Thousands of Gazans, who previously worked in Israel and the occupied West Bank and were subsequently detained by Israel, are being pushed into the war-torn enclave, news agencies report.
Some of the Gazan workers returned on Friday through the Karem Abu Salem (Kerem Shalom) border crossing in Israel, east of the Rafah crossing between the besieged Gaza Strip and Egypt, Reuters reported.
Israeli Prime Minister Benjamin Netanyahu’s office said Thursday evening: “The Gaza workers who were in Israel on the day the war broke out will be sent back to Gaza.”
Workers who entered the Palestinian enclave said they were detained and abused by Israeli authorities in the aftermath of the October 7 attack on southern Israel by Hamas, the group that rules Gaza. Some still had plastic stickers with numbers on their legs.
“We served them, worked for them, in homes, in restaurants and in markets in exchange for the lowest prices, and despite that we were humiliated,” said Jamal Ismail, a worker from the Maghazi refugee camp in central Gaza.
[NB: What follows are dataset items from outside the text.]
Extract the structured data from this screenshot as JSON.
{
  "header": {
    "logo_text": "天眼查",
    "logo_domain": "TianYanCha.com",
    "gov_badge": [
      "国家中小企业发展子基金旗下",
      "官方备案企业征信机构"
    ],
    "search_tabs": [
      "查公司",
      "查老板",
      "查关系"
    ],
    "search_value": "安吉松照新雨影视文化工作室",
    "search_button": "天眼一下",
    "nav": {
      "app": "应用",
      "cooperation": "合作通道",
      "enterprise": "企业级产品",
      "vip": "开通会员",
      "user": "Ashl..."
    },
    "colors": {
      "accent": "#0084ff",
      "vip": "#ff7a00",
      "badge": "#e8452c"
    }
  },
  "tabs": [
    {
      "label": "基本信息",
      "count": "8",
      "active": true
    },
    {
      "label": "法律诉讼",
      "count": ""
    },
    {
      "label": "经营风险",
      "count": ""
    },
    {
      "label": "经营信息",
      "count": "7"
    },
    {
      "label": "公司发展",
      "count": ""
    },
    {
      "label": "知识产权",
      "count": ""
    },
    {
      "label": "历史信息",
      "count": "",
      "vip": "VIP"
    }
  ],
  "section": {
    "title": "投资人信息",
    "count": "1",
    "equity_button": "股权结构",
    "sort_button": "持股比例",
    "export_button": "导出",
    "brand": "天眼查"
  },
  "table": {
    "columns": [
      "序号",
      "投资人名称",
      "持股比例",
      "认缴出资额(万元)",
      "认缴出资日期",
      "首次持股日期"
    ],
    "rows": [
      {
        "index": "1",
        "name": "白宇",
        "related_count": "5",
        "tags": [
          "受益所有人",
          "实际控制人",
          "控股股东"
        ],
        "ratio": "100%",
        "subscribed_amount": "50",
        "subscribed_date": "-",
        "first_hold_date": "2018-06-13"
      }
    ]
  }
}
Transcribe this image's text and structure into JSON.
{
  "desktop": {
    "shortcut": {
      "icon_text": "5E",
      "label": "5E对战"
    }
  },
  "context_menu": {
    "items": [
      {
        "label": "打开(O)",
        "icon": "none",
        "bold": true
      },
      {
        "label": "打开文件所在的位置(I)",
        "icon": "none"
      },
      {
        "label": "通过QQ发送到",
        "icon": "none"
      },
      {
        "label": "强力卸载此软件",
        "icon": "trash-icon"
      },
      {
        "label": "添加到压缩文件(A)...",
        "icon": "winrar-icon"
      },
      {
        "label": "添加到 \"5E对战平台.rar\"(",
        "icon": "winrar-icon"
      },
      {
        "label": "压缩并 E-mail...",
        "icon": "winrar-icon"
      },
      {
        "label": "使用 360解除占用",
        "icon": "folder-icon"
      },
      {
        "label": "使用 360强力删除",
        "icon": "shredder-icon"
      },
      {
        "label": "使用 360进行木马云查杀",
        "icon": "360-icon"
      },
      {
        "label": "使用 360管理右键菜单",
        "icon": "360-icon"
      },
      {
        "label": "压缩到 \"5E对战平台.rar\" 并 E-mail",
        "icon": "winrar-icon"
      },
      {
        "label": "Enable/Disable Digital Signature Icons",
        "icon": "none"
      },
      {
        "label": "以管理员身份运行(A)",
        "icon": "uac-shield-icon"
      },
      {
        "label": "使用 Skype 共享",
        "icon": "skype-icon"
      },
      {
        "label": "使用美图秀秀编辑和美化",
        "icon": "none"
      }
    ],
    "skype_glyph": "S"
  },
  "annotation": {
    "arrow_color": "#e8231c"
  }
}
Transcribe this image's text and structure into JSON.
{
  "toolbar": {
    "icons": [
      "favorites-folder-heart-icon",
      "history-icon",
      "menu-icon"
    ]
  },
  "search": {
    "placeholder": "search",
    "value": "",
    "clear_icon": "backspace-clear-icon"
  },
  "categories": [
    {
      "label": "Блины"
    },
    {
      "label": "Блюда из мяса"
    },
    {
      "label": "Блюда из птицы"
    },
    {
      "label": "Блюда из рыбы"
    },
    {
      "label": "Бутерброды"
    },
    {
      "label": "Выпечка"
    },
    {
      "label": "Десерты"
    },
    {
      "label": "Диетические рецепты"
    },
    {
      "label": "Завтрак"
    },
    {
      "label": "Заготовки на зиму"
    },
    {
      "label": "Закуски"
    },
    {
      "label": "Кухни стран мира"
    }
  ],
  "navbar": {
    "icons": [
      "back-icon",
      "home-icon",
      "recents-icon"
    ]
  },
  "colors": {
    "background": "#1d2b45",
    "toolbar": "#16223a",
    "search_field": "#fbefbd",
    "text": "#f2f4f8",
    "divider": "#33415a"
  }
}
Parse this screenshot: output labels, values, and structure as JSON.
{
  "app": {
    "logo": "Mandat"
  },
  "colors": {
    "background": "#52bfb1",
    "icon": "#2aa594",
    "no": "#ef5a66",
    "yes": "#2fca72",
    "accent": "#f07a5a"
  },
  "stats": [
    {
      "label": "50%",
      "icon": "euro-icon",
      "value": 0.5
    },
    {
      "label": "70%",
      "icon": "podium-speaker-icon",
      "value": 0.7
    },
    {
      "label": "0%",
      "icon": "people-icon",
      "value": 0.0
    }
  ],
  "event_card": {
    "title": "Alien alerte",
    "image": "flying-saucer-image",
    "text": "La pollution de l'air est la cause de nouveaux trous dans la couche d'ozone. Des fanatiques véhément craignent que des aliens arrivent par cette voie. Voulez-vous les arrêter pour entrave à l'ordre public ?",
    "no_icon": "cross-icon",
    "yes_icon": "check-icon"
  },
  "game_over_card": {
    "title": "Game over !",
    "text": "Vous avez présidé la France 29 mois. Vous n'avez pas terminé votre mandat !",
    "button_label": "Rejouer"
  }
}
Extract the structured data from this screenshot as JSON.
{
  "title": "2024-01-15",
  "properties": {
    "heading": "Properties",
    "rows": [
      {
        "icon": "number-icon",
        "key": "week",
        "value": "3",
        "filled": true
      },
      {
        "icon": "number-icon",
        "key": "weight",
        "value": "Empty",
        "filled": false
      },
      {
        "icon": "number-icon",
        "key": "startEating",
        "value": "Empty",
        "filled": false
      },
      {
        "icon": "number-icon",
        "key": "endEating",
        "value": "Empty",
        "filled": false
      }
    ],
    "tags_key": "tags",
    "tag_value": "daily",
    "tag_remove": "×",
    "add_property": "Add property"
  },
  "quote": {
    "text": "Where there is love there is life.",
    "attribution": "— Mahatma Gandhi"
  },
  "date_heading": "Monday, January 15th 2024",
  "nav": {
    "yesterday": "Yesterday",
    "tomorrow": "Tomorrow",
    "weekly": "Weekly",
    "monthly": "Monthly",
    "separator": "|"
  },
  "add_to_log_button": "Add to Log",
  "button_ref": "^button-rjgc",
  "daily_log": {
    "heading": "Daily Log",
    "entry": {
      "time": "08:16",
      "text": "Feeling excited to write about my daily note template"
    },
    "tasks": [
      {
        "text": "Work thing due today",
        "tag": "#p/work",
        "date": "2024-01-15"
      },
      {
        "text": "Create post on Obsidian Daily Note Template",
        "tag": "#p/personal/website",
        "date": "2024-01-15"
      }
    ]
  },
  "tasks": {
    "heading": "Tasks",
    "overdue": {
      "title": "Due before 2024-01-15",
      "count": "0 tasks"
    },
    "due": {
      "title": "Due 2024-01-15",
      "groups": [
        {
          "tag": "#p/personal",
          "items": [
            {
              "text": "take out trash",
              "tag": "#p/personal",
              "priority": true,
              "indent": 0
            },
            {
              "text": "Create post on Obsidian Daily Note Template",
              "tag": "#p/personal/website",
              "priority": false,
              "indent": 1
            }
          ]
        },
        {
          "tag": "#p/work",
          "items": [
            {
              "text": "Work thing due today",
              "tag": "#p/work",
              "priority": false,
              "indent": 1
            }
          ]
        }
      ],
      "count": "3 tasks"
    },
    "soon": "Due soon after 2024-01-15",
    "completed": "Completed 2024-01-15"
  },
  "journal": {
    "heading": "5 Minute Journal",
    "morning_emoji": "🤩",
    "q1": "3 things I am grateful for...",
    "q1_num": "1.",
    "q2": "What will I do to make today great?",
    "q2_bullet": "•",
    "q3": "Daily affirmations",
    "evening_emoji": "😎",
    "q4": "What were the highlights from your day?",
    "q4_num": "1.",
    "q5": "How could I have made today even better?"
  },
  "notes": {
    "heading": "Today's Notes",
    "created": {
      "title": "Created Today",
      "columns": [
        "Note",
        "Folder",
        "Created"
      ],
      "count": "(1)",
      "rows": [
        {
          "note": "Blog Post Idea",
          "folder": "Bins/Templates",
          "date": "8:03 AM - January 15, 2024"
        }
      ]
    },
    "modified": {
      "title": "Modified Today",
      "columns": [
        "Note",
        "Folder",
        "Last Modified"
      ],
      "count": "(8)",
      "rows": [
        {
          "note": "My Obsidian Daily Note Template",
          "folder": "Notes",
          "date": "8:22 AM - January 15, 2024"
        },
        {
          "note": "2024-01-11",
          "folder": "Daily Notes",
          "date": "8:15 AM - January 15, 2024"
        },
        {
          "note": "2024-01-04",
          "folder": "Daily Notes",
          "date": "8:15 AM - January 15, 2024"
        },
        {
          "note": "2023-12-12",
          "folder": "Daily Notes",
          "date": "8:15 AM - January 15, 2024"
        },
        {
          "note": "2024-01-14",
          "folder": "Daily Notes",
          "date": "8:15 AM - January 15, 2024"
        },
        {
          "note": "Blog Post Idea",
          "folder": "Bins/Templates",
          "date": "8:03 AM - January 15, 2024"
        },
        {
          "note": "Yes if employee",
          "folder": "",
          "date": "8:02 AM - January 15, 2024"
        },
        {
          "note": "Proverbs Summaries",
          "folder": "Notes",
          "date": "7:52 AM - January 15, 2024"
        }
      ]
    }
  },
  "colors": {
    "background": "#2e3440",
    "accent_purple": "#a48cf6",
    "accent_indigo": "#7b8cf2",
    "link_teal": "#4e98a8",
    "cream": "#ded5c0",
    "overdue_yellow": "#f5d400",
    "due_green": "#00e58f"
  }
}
Strip.
Palestinian officials said those from areas in northern Gaza should remain in the south after Israeli forces closed roads connecting the two parts of the enclave late Thursday.
About 18,500 Gaza residents had permits to work outside the besieged strip before the outbreak of the war.
The exact number of workers present in Israel when hostilities began remains unknown, but it is believed that thousands were rounded up by the Israeli military and taken to secret locations.
Jessica Montell, executive director of Israel-based human rights organization HaMoked, told Al Jazeera in October that more than 400 families and friends of missing Gaza workers had been in contact with the organization since the start of the war.
A group of six local organizations, including HaMoked, have petitioned Israel’s Supreme Court to reveal the names and locations of the detainees and to ensure humane conditions.
According to the petitioners, some Palestinians were detained in the Almon area, as well as in Ofer, near Ramallah, and Sde Teyman, near Beer al-Sabe (Be’er Sheva), in the southern Naqab or Negev desert.
Al Jazeera’s Alan Fisher, reporting from east Jerusalem, says the legal challenge from human rights groups appears to have convinced Israel to release the workers, with about 3,200 believed to have been taken to the Kerem Shalom border crossing.
The same human rights groups now say sending them to Gaza could be a death sentence, he said.
The UN was also concerned. “They are being sent back, we don’t know exactly where,” or whether they “even have a home to go to,” and “we are deeply concerned about that,” UN human rights office spokeswoman Elizabeth Throssell told reporters. conference.